“Pemberdayaan itu dimulai dari rumah. Dari rumah kita bisa membangun kesehatan, pangan, lingkungan, budaya sampai ekonomi keluarga,” ungkapnya.
Salah satu peluang yang dapat diperkuat adalah UP2K. Menurut Agustina, usaha yang awalnya dijalankan untuk membantu memenuhi kebutuhan keluarga berpotensi berkembang menjadi usaha mikro, kecil, dan menengah (UMKM) apabila memperoleh pendampingan secara berkelanjutan.
Ia menyebut semakin banyak kader PKK yang mulai mengembangkan usaha hingga menjadi pelaku UMKM dan entrepreneur.
“Sekarang semakin banyak kader PKK yang berkembang menjadi pelaku UMKM dan entrepreneur. Ini yang harus kita dorong,” katanya.
Agustina menekankan pengembangan usaha keluarga perlu dilakukan secara konsisten agar kegiatan ekonomi yang dirintis dari rumah tidak berhenti sebagai usaha sampingan.

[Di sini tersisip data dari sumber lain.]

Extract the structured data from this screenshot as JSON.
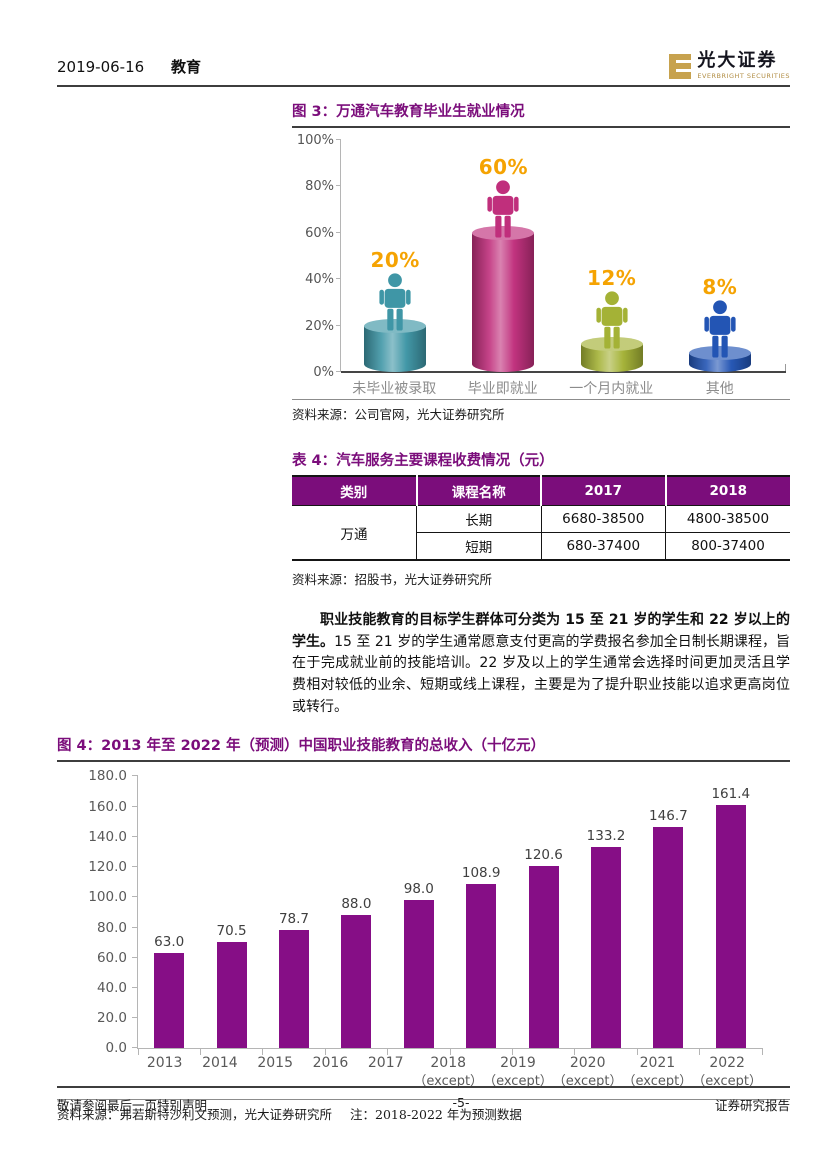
{
  "header": {
    "date": "2019-06-16",
    "category": "教育",
    "brand_cn": "光大证券",
    "brand_en": "EVERBRIGHT SECURITIES"
  },
  "figure3": {
    "title": "图 3：万通汽车教育毕业生就业情况",
    "source": "资料来源：公司官网，光大证券研究所"
  },
  "table4": {
    "title": "表 4：汽车服务主要课程收费情况（元）",
    "headers": [
      "类别",
      "课程名称",
      "2017",
      "2018"
    ],
    "group": "万通",
    "rows": [
      [
        "长期",
        "6680-38500",
        "4800-38500"
      ],
      [
        "短期",
        "680-37400",
        "800-37400"
      ]
    ],
    "source": "资料来源：招股书，光大证券研究所"
  },
  "paragraph": {
    "bold": "职业技能教育的目标学生群体可分类为 15 至 21 岁的学生和 22 岁以上的学生。",
    "rest": "15 至 21 岁的学生通常愿意支付更高的学费报名参加全日制长期课程，旨在于完成就业前的技能培训。22 岁及以上的学生通常会选择时间更加灵活且学费相对较低的业余、短期或线上课程，主要是为了提升职业技能以追求更高岗位或转行。"
  },
  "figure4": {
    "title": "图 4：2013 年至 2022 年（预测）中国职业技能教育的总收入（十亿元）",
    "source": "资料来源：弗若斯特沙利文预测，光大证券研究所",
    "note": "注：2018-2022 年为预测数据"
  },
  "footer": {
    "left": "敬请参阅最后一页特别声明",
    "center": "-5-",
    "right": "证券研究报告"
  },
  "colors": {
    "accent_purple": "#7b0d7b",
    "table_header_bg": "#7b0d7b",
    "percent_label_gold": "#f5a302",
    "revenue_bar_purple": "#860e86",
    "logo_gold": "#c7a24e"
  },
  "chart_data": [
    {
      "type": "bar",
      "title": "万通汽车教育毕业生就业情况",
      "categories": [
        "未毕业被录取",
        "毕业即就业",
        "一个月内就业",
        "其他"
      ],
      "values": [
        20,
        60,
        12,
        8
      ],
      "value_labels": [
        "20%",
        "60%",
        "12%",
        "8%"
      ],
      "bar_colors": [
        "#3f96a6",
        "#c02f7c",
        "#a4b236",
        "#2355b4"
      ],
      "value_label_color": "#f5a302",
      "yticks": [
        "0%",
        "20%",
        "40%",
        "60%",
        "80%",
        "100%"
      ],
      "ylim": [
        0,
        100
      ],
      "xlabel": "",
      "ylabel": "",
      "grid": false,
      "legend": false
    },
    {
      "type": "bar",
      "title": "2013 年至 2022 年（预测）中国职业技能教育的总收入（十亿元）",
      "categories": [
        "2013",
        "2014",
        "2015",
        "2016",
        "2017",
        "2018",
        "2019",
        "2020",
        "2021",
        "2022"
      ],
      "category_notes": [
        "",
        "",
        "",
        "",
        "",
        "（except）",
        "（except）",
        "（except）",
        "（except）",
        "（except）"
      ],
      "values": [
        63.0,
        70.5,
        78.7,
        88.0,
        98.0,
        108.9,
        120.6,
        133.2,
        146.7,
        161.4
      ],
      "value_labels": [
        "63.0",
        "70.5",
        "78.7",
        "88.0",
        "98.0",
        "108.9",
        "120.6",
        "133.2",
        "146.7",
        "161.4"
      ],
      "bar_color": "#860e86",
      "yticks": [
        "0.0",
        "20.0",
        "40.0",
        "60.0",
        "80.0",
        "100.0",
        "120.0",
        "140.0",
        "160.0",
        "180.0"
      ],
      "ylim": [
        0,
        180
      ],
      "xlabel": "",
      "ylabel": "",
      "grid": false,
      "legend": false
    }
  ]
}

Pendampingan, peningkatan keterampilan, promosi serta akses pasar menjadi sejumlah faktor yang perlu diperkuat agar usaha keluarga mampu tumbuh dan memberikan nilai tambah.
Melalui gerakan PKK, Pemkot Semarang berharap semakin banyak keluarga mampu mengoptimalkan potensi di lingkungan masing-masing sekaligus menciptakan peluang ekonomi baru.
Dengan demikian, PKK diharapkan tidak hanya berperan dalam pemberdayaan keluarga, tetapi juga ikut memperkuat kemandirian ekonomi masyarakat di Kota Semarang. (*)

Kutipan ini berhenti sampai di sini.